Department of Internal Medicine, Boston Medical Center, Boston, Massachusetts.
Tufts University School of Medicine, Boston, Massachusetts.
Infect Control Hosp Epidemiol. 2021 Nov;42(11):1307-1312. doi: 10.1017/ice.2020.1416. Epub 2021 Feb 15.
In response to the 2013-2016 Ebola virus disease outbreak, the US government designated certain healthcare institutions as Ebola treatment centers (ETCs) to better prepare for future emerging infectious disease outbreaks. This study investigated ETC experiences and critical care policies for patients with viral hemorrhagic fever (VHF).
A 58-item questionnaire elicited information on policies for 9 critical care interventions, factors that limited care provision, and innovations developed to deliver care.
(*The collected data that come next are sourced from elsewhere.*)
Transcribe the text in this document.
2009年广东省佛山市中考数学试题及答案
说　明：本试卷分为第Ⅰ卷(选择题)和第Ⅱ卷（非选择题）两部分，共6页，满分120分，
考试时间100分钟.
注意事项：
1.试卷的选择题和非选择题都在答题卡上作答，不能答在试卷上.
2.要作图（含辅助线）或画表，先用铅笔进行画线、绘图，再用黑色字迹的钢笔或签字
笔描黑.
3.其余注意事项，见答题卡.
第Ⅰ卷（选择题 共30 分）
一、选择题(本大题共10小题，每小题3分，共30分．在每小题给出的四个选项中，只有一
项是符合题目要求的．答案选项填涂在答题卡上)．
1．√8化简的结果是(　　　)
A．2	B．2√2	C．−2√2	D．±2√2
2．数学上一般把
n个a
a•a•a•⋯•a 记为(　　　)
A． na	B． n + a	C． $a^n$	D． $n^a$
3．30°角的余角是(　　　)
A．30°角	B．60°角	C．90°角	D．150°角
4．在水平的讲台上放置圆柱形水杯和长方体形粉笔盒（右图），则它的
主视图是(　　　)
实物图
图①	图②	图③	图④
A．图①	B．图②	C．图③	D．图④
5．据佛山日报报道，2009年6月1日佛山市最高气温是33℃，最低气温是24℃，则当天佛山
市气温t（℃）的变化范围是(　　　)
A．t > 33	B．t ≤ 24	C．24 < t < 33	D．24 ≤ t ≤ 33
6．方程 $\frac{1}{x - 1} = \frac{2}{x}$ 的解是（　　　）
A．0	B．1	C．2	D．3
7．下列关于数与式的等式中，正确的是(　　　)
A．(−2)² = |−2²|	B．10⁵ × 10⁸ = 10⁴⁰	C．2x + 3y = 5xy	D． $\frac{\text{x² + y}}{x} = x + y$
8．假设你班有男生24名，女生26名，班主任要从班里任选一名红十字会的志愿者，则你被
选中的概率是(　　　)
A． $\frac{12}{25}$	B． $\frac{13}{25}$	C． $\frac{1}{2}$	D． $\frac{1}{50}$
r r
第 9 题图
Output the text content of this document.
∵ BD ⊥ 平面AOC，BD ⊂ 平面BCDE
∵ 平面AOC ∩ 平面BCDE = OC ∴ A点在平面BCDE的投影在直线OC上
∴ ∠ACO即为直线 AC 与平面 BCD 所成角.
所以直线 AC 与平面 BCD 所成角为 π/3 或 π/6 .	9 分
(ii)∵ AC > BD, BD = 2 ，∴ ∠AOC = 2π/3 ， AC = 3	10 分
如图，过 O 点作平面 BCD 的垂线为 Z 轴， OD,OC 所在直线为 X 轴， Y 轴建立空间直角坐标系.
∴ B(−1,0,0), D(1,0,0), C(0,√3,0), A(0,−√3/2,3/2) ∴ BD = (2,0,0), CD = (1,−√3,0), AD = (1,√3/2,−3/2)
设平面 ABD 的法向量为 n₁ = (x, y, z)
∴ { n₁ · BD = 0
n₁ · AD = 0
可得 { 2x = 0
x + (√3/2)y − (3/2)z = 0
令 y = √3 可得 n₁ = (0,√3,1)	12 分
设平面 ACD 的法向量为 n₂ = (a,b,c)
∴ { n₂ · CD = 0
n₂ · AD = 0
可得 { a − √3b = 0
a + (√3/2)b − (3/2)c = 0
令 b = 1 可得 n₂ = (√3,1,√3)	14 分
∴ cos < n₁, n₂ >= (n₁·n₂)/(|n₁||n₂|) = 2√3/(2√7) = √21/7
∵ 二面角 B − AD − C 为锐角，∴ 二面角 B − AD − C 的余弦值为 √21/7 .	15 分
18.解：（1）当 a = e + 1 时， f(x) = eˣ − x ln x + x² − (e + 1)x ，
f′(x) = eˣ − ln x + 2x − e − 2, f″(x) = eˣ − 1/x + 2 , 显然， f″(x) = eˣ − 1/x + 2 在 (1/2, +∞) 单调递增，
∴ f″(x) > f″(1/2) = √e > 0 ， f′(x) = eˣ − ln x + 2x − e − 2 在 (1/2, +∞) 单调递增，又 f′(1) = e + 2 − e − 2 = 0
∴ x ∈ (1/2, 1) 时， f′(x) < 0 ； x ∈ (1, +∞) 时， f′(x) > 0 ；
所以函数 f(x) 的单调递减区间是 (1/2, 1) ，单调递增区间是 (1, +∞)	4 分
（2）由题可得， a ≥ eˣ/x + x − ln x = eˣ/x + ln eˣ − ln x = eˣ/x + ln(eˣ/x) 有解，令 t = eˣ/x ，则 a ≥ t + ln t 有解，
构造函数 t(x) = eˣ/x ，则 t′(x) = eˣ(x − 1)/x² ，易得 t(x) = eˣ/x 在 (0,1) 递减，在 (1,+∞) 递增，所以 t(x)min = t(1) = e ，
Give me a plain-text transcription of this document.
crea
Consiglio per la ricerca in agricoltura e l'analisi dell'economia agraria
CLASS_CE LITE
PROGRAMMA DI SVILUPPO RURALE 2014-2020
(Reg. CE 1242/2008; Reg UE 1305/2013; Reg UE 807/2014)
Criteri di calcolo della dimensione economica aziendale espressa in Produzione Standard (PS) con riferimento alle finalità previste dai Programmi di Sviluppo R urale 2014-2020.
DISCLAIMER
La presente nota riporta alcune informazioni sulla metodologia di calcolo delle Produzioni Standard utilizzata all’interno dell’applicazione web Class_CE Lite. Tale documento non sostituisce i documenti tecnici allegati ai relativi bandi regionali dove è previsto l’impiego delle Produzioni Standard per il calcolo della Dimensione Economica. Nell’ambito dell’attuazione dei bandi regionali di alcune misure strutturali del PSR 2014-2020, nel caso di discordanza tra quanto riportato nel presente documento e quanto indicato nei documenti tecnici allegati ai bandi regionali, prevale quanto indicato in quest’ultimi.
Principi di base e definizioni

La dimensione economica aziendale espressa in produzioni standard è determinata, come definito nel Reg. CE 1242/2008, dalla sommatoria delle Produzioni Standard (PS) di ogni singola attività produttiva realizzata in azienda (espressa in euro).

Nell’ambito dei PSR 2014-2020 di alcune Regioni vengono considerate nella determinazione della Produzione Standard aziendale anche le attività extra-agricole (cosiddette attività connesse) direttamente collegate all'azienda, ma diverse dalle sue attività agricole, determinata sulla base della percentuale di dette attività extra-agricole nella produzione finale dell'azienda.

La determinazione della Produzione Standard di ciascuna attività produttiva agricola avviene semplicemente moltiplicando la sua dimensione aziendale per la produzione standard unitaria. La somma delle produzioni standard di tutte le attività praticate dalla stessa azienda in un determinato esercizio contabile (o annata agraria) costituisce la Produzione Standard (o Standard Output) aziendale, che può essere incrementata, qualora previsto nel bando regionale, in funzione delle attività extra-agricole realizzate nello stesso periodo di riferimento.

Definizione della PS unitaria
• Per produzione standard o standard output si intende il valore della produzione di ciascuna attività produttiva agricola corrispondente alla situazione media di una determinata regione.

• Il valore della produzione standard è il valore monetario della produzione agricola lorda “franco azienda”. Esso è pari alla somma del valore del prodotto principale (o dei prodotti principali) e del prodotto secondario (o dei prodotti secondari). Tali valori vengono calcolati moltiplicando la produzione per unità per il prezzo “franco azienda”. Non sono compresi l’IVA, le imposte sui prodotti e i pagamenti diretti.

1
The questionnaire was sent to 82 ETCs.
We analyzed ordinal and categorical data pertaining to the ETC characteristics and descriptive data about their policies and perceived challenges. Statistical analyses assessed whether ETCs with experience caring for VHF patients were more likely to have critical care policies than those that did not.
Of the 27 ETCs who responded, 17 (63%) were included. Among them, 8 (47%) reported experience caring for persons under investigation or confirmed cases of VHF. Most felt ready to provide intubation, chest compressions, and renal replacement therapy to these patients. The factors most cited for limiting care were staff safety and clinical futility. Innovations developed to better provide care included increased simulation training and alternative technologies for procedures and communication.
There were broad similarities in critical care policies and limitations among institutions. There were several interventions, namely ECMO and cricothyrotomy, which few institutions felt ready to provide. Future studies could identify obstacles to providing these interventions and explore policy changes after increased experience with novel infectious diseases, such as COVID-19.
针对 2013-2016 年埃博拉病毒病疫情,美国政府指定了某些医疗机构为埃博拉治疗中心(ETC),以更好地为未来新发传染病疫情做好准备。本研究调查了 ETC 对病毒性出血热(VHF)患者的治疗经验和重症监护政策。
一份包含 58 个项目的问卷,就 9 项重症监护干预措施的政策、限制护理提供的因素以及为提供护理而开发的创新措施,向 82 个 ETC 收集信息。
问卷发给了 82 个 ETC。
我们分析了与 ETC 特征有关的有序和分类数据,以及关于其政策和感知挑战的描述性数据。统计分析评估了有 VHF 患者护理经验的 ETC 是否更有可能制定重症监护政策。
在 27 个做出回应的 ETC 中,有 17 个(63%)被纳入分析。其中,8 个(47%)报告了有对调查或确诊的 VHF 患者进行护理的经验。大多数 ETC 认为自己已为这些患者提供插管、胸外按压和肾脏替代治疗做好了准备。限制护理的最常见因素是工作人员的安全和临床无效。为更好地提供护理而开发的创新措施包括增加模拟培训和替代程序和沟通的技术。
各机构的重症监护政策和限制因素有广泛的相似之处。有几项干预措施,即 ECMO 和环甲膜切开术,很少有机构认为自己已经准备好提供这些干预措施。未来的研究可以确定提供这些干预措施的障碍,并在有了更多的新型传染病(如 COVID-19)经验后,探讨政策的变化。